The big question is, can this effort be sustained over the long-term with volunteer labor and donated supplies? Malik Rahim, who plans to challenge Ray Nagin in the city’s next mayoral election, believes that it can. “That clinic is gonna be a permanent clinic, served by the people its serving right now,” he tells me over dinner one evening at Tent City, where his long, grayish dreadlocks draw glances and a few friendly nods from other diners. “What we did here was no isolated phenomenon,” he continues. “It’s something that can be done anywhere and duplicated for any disaster, including economic and social disasters.” That’s why Malik, whose run schools, homeless shelters and educational facilities for ex-cons dating back to his days with the Black Panthers, is giving workshops all over the country on how to replicate the Common Ground experience. “I don’t want this to die off,” he says. “All my life I’ve been basically training for what I’m doing here.”

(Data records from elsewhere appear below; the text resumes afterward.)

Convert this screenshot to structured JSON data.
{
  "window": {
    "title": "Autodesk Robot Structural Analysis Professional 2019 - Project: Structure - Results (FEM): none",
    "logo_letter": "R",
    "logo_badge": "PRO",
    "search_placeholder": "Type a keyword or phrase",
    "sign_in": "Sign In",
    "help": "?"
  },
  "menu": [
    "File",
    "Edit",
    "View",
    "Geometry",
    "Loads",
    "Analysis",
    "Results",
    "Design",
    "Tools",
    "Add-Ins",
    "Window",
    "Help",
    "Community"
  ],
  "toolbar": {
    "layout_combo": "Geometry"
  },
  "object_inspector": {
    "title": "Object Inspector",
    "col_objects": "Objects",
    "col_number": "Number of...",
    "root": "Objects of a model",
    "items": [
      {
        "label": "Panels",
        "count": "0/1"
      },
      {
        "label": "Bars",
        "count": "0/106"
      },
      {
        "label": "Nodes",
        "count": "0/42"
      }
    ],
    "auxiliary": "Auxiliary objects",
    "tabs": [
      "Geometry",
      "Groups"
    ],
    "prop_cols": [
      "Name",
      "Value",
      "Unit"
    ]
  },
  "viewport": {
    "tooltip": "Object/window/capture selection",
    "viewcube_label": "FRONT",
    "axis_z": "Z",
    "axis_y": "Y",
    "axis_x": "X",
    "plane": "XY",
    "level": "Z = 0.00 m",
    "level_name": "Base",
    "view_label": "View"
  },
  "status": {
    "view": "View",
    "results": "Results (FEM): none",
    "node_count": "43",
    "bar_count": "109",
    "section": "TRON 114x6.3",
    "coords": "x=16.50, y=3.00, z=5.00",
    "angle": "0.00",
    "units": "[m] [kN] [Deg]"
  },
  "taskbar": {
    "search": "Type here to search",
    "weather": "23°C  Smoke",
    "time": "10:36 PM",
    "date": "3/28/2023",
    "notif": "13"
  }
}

While deeply angered by the racist attitudes of the New Orleans cops and what he calls the “good ol’ boy politics” of the city, Malik is particularly incensed at the failure of local officials, including Mayor Negin and the elected representatives of the state, to visit Common Ground to thank the volunteers who provided medical service free of charge to over 16,000 people in Algiers. “The biggest crime that was committed was the fact that there was no civic responsibility at any level of government,” he says of Katrina. “And the only reason Common Ground exists is there are people who understand civic responsibility. That’s the drug that keeps us here, that makes a volunteer sleep on this hard ground every night to get up in the morning to save a community.”